Menanggapi hal itu, CT menilai persoalan yang dihadapi para mahasiswa merupakan tantangan klasik yang juga membelit pengusaha skala besar. Salah satu isu yang ia soroti adalah maraknya risiko kecurangan atau fraud oleh karyawan. Menurutnya, banyak pengusaha terlalu percaya pada hasil tes psikologi saat merekrut pegawai, padahal metode tersebut tidak pernah bisa menjadi jaminan mutlak atas integritas seseorang.
"Tidak ada cara yang bisa memastikan seseorang sepenuhnya dapat dipercaya," ujarnya. Karena itu, ia menyarankan para pengusaha untuk melakukan uji coba secara bertahap dalam periode tertentu, sehingga watak dan karakter calon karyawan dapat terlihat lebih jelas sebelum diberikan tanggung jawab besar. Pendekatan ini, lanjutnya, lebih efektif dibandingkan sekadar mengandalkan hasil asesmen tertulis yang kerap tidak menggambarkan kondisi riil di lapangan.
Bagi pelaku usaha muda di Indonesia, masukan CT ini relevan di tengah kondisi ekonomi yang penuh ketidakpastian. Banyak startup dan bisnis kecil yang mengeluhkan sulitnya mencari karyawan loyal dan jujur, sementara daya beli masyarakat yang melemah membuat margin usaha semakin tipis. Dalam situasi seperti ini, kesalahan rekrutmen bisa menjadi bumerang yang mempercepat kebangkrutan usaha.
CT juga mengingatkan bahwa kesuksesan tidak bisa dilepaskan dari aspek spiritual. Ia mengajak para peserta untuk senantiasa berserah diri kepada Tuhan Yang Maha Esa setelah melakukan ikhtiar maksimal. "Orang bodoh akan kalah dari orang pintar, orang pintar bisa kalah dari orang licik, tetapi orang licik tidak akan pernah mengalahkan orang yang beruntung," tuturnya. Menurut dia, panduan untuk menjadi pribadi yang beruntung tersebut telah tertuang dalam Alquran dan perlu diimplementasikan dalam kehidupan sehari-hari.

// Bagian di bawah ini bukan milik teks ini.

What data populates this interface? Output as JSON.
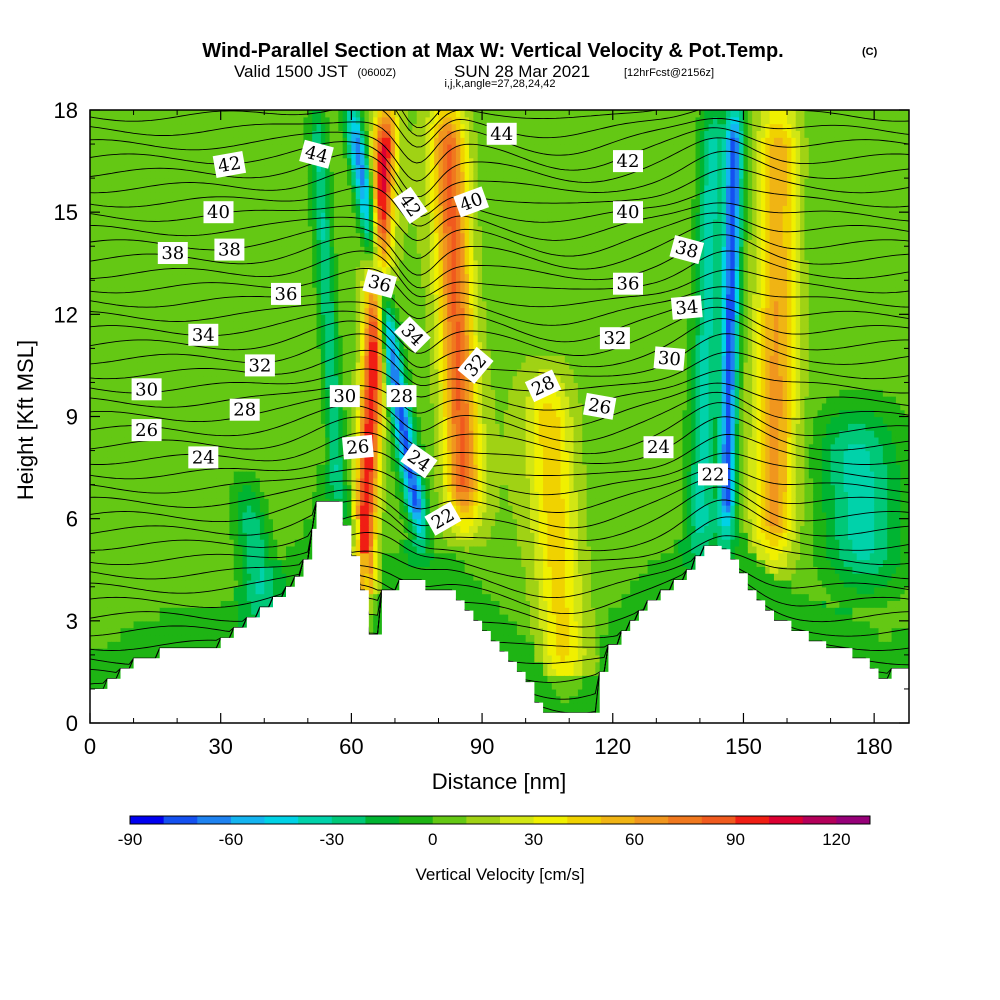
{
  "chart_data": {
    "type": "heatmap",
    "title": "Wind-Parallel Section at Max W: Vertical Velocity & Pot.Temp.",
    "copyright": "(C)",
    "subtitle_main": "Valid 1500 JST",
    "subtitle_utc": "(0600Z)",
    "subtitle_date": "SUN 28 Mar 2021",
    "subtitle_fcst": "[12hrFcst@2156z]",
    "subtitle_ijk": "i,j,k,angle=27,28,24,42",
    "xlabel": "Distance [nm]",
    "ylabel": "Height [Kft MSL]",
    "xlim": [
      0,
      188
    ],
    "ylim": [
      0,
      18
    ],
    "xticks": [
      "0",
      "30",
      "60",
      "90",
      "120",
      "150",
      "180"
    ],
    "yticks": [
      "0",
      "3",
      "6",
      "9",
      "12",
      "15",
      "18"
    ],
    "colorbar": {
      "label": "Vertical Velocity [cm/s]",
      "range": [
        -90,
        130
      ],
      "step": 10,
      "ticks": [
        "-90",
        "-60",
        "-30",
        "0",
        "30",
        "60",
        "90",
        "120"
      ],
      "colors": [
        "#0000f0",
        "#1450f0",
        "#1e82f0",
        "#14b4f0",
        "#00d2e6",
        "#00d2aa",
        "#00c878",
        "#00b432",
        "#1eb414",
        "#64c814",
        "#a0d214",
        "#d2e614",
        "#f0f000",
        "#f0d200",
        "#f0b414",
        "#f0961e",
        "#f0781e",
        "#f05a1e",
        "#f01e14",
        "#dc0032",
        "#b4005a",
        "#960078"
      ]
    },
    "terrain": [
      [
        0,
        1.0
      ],
      [
        4,
        1.0
      ],
      [
        4,
        1.3
      ],
      [
        7,
        1.3
      ],
      [
        7,
        1.6
      ],
      [
        10,
        1.6
      ],
      [
        10,
        1.9
      ],
      [
        16,
        1.9
      ],
      [
        16,
        2.2
      ],
      [
        30,
        2.2
      ],
      [
        30,
        2.5
      ],
      [
        33,
        2.5
      ],
      [
        33,
        2.8
      ],
      [
        36,
        2.8
      ],
      [
        36,
        3.1
      ],
      [
        39,
        3.1
      ],
      [
        39,
        3.4
      ],
      [
        42,
        3.4
      ],
      [
        42,
        3.7
      ],
      [
        45,
        3.7
      ],
      [
        45,
        4.0
      ],
      [
        47,
        4.0
      ],
      [
        47,
        4.3
      ],
      [
        49,
        4.3
      ],
      [
        49,
        4.8
      ],
      [
        51,
        4.8
      ],
      [
        51,
        5.7
      ],
      [
        52,
        5.7
      ],
      [
        52,
        6.5
      ],
      [
        58,
        6.5
      ],
      [
        58,
        5.8
      ],
      [
        60,
        5.8
      ],
      [
        60,
        4.9
      ],
      [
        62,
        4.9
      ],
      [
        62,
        3.9
      ],
      [
        64,
        3.9
      ],
      [
        64,
        2.6
      ],
      [
        67,
        2.6
      ],
      [
        67,
        3.9
      ],
      [
        71,
        3.9
      ],
      [
        71,
        4.2
      ],
      [
        77,
        4.2
      ],
      [
        77,
        3.9
      ],
      [
        84,
        3.9
      ],
      [
        84,
        3.6
      ],
      [
        86,
        3.6
      ],
      [
        86,
        3.3
      ],
      [
        88,
        3.3
      ],
      [
        88,
        3.0
      ],
      [
        90,
        3.0
      ],
      [
        90,
        2.7
      ],
      [
        92,
        2.7
      ],
      [
        92,
        2.4
      ],
      [
        94,
        2.4
      ],
      [
        94,
        2.1
      ],
      [
        96,
        2.1
      ],
      [
        96,
        1.8
      ],
      [
        98,
        1.8
      ],
      [
        98,
        1.5
      ],
      [
        100,
        1.5
      ],
      [
        100,
        1.2
      ],
      [
        102,
        1.2
      ],
      [
        102,
        0.6
      ],
      [
        104,
        0.6
      ],
      [
        104,
        0.3
      ],
      [
        117,
        0.3
      ],
      [
        117,
        1.5
      ],
      [
        119,
        1.5
      ],
      [
        119,
        2.3
      ],
      [
        122,
        2.3
      ],
      [
        122,
        2.7
      ],
      [
        124,
        2.7
      ],
      [
        124,
        3.0
      ],
      [
        126,
        3.0
      ],
      [
        126,
        3.3
      ],
      [
        128,
        3.3
      ],
      [
        128,
        3.6
      ],
      [
        131,
        3.6
      ],
      [
        131,
        3.9
      ],
      [
        134,
        3.9
      ],
      [
        134,
        4.2
      ],
      [
        137,
        4.2
      ],
      [
        137,
        4.5
      ],
      [
        139,
        4.5
      ],
      [
        139,
        4.9
      ],
      [
        141,
        4.9
      ],
      [
        141,
        5.2
      ],
      [
        145,
        5.2
      ],
      [
        145,
        5.1
      ],
      [
        147,
        5.1
      ],
      [
        147,
        4.8
      ],
      [
        149,
        4.8
      ],
      [
        149,
        4.4
      ],
      [
        151,
        4.4
      ],
      [
        151,
        3.9
      ],
      [
        153,
        3.9
      ],
      [
        153,
        3.6
      ],
      [
        155,
        3.6
      ],
      [
        155,
        3.3
      ],
      [
        157,
        3.3
      ],
      [
        157,
        3.0
      ],
      [
        161,
        3.0
      ],
      [
        161,
        2.7
      ],
      [
        165,
        2.7
      ],
      [
        165,
        2.4
      ],
      [
        169,
        2.4
      ],
      [
        169,
        2.2
      ],
      [
        175,
        2.2
      ],
      [
        175,
        1.9
      ],
      [
        179,
        1.9
      ],
      [
        179,
        1.6
      ],
      [
        181,
        1.6
      ],
      [
        181,
        1.3
      ],
      [
        184,
        1.3
      ],
      [
        184,
        1.6
      ],
      [
        188,
        1.6
      ]
    ],
    "updrafts": [
      {
        "x0": 62,
        "x1": 68,
        "y0": 3,
        "y1": 18,
        "peak": 95,
        "width": 2.6
      },
      {
        "x0": 86,
        "x1": 82,
        "y0": 6,
        "y1": 18,
        "peak": 75,
        "width": 4.0
      },
      {
        "x0": 76,
        "x1": 60,
        "y0": 5.5,
        "y1": 18,
        "peak": -75,
        "width": 2.2
      },
      {
        "x0": 57,
        "x1": 52,
        "y0": 6.5,
        "y1": 18,
        "peak": -35,
        "width": 2.0
      },
      {
        "x0": 146,
        "x1": 148,
        "y0": 5.5,
        "y1": 18,
        "peak": -80,
        "width": 2.0
      },
      {
        "x0": 157,
        "x1": 158,
        "y0": 5,
        "y1": 18,
        "peak": 55,
        "width": 4.5
      },
      {
        "x0": 109,
        "x1": 105,
        "y0": 1,
        "y1": 10,
        "peak": 38,
        "width": 5.0
      },
      {
        "x0": 140,
        "x1": 143,
        "y0": 5,
        "y1": 18,
        "peak": -40,
        "width": 3.0
      },
      {
        "x0": 178,
        "x1": 175,
        "y0": 4,
        "y1": 9,
        "peak": -38,
        "width": 9.0
      },
      {
        "x0": 40,
        "x1": 36,
        "y0": 3,
        "y1": 7,
        "peak": -35,
        "width": 4.0
      }
    ],
    "isentrope_levels": [
      22,
      24,
      26,
      28,
      30,
      32,
      34,
      36,
      38,
      40,
      42,
      44
    ],
    "contour_labels": [
      {
        "text": "44",
        "x": 94.5,
        "y": 17.3,
        "rot": 0
      },
      {
        "text": "44",
        "x": 52,
        "y": 16.7,
        "rot": 15
      },
      {
        "text": "42",
        "x": 32,
        "y": 16.4,
        "rot": -10
      },
      {
        "text": "42",
        "x": 123.5,
        "y": 16.5,
        "rot": 0
      },
      {
        "text": "40",
        "x": 29.5,
        "y": 15.0,
        "rot": 0
      },
      {
        "text": "40",
        "x": 123.5,
        "y": 15.0,
        "rot": 0
      },
      {
        "text": "42",
        "x": 73.5,
        "y": 15.2,
        "rot": 55
      },
      {
        "text": "40",
        "x": 87.5,
        "y": 15.3,
        "rot": -20
      },
      {
        "text": "38",
        "x": 19,
        "y": 13.8,
        "rot": 0
      },
      {
        "text": "38",
        "x": 32,
        "y": 13.9,
        "rot": 0
      },
      {
        "text": "38",
        "x": 137,
        "y": 13.9,
        "rot": 15
      },
      {
        "text": "36",
        "x": 45,
        "y": 12.6,
        "rot": 0
      },
      {
        "text": "36",
        "x": 66.5,
        "y": 12.9,
        "rot": 15
      },
      {
        "text": "36",
        "x": 123.5,
        "y": 12.9,
        "rot": 0
      },
      {
        "text": "34",
        "x": 26,
        "y": 11.4,
        "rot": 0
      },
      {
        "text": "34",
        "x": 74,
        "y": 11.4,
        "rot": 45
      },
      {
        "text": "34",
        "x": 137,
        "y": 12.2,
        "rot": -5
      },
      {
        "text": "32",
        "x": 39,
        "y": 10.5,
        "rot": 0
      },
      {
        "text": "32",
        "x": 120.5,
        "y": 11.3,
        "rot": 0
      },
      {
        "text": "32",
        "x": 88.5,
        "y": 10.5,
        "rot": -50
      },
      {
        "text": "30",
        "x": 13,
        "y": 9.8,
        "rot": 0
      },
      {
        "text": "30",
        "x": 58.5,
        "y": 9.6,
        "rot": 0
      },
      {
        "text": "30",
        "x": 133,
        "y": 10.7,
        "rot": 5
      },
      {
        "text": "28",
        "x": 71.5,
        "y": 9.6,
        "rot": 0
      },
      {
        "text": "28",
        "x": 104,
        "y": 9.9,
        "rot": -25
      },
      {
        "text": "28",
        "x": 35.5,
        "y": 9.2,
        "rot": 0
      },
      {
        "text": "26",
        "x": 13,
        "y": 8.6,
        "rot": 0
      },
      {
        "text": "26",
        "x": 61.5,
        "y": 8.1,
        "rot": -5
      },
      {
        "text": "26",
        "x": 117,
        "y": 9.3,
        "rot": 10
      },
      {
        "text": "24",
        "x": 26,
        "y": 7.8,
        "rot": 0
      },
      {
        "text": "24",
        "x": 75.5,
        "y": 7.7,
        "rot": 35
      },
      {
        "text": "24",
        "x": 130.5,
        "y": 8.1,
        "rot": 0
      },
      {
        "text": "22",
        "x": 81,
        "y": 6.0,
        "rot": -30
      },
      {
        "text": "22",
        "x": 143,
        "y": 7.3,
        "rot": 0
      }
    ]
  }
}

Kehadiran sosok seperti Chairul Tanjung di forum-forum kewirausahaan menjadi penting karena ia adalah contoh nyata bagaimana seseorang bisa membangun kerajaan bisnis dari nol. Pengalamannya membesarkan CT Corp—yang membawahi bank, media, hingga ritel—memberi perspektif bahwa kegagalan dan stagnasi adalah bagian dari siklus yang harus dikelola, bukan dihindari.
Ke depan, tantangan bagi para wirausaha muda bukan hanya bagaimana memulai usaha, tetapi juga bagaimana menjaga keberlanjutan di tengah gejolak ekonomi. Apakah mereka mampu menerapkan resep ketekunan dan kehati-hatian dalam memilih tim seperti yang ditekankan CT? Atau justru akan terjebak pada pragmatisme jangka pendek? Jawabannya akan menentukan wajah kewirausahaan Indonesia dalam satu dekade mendatang.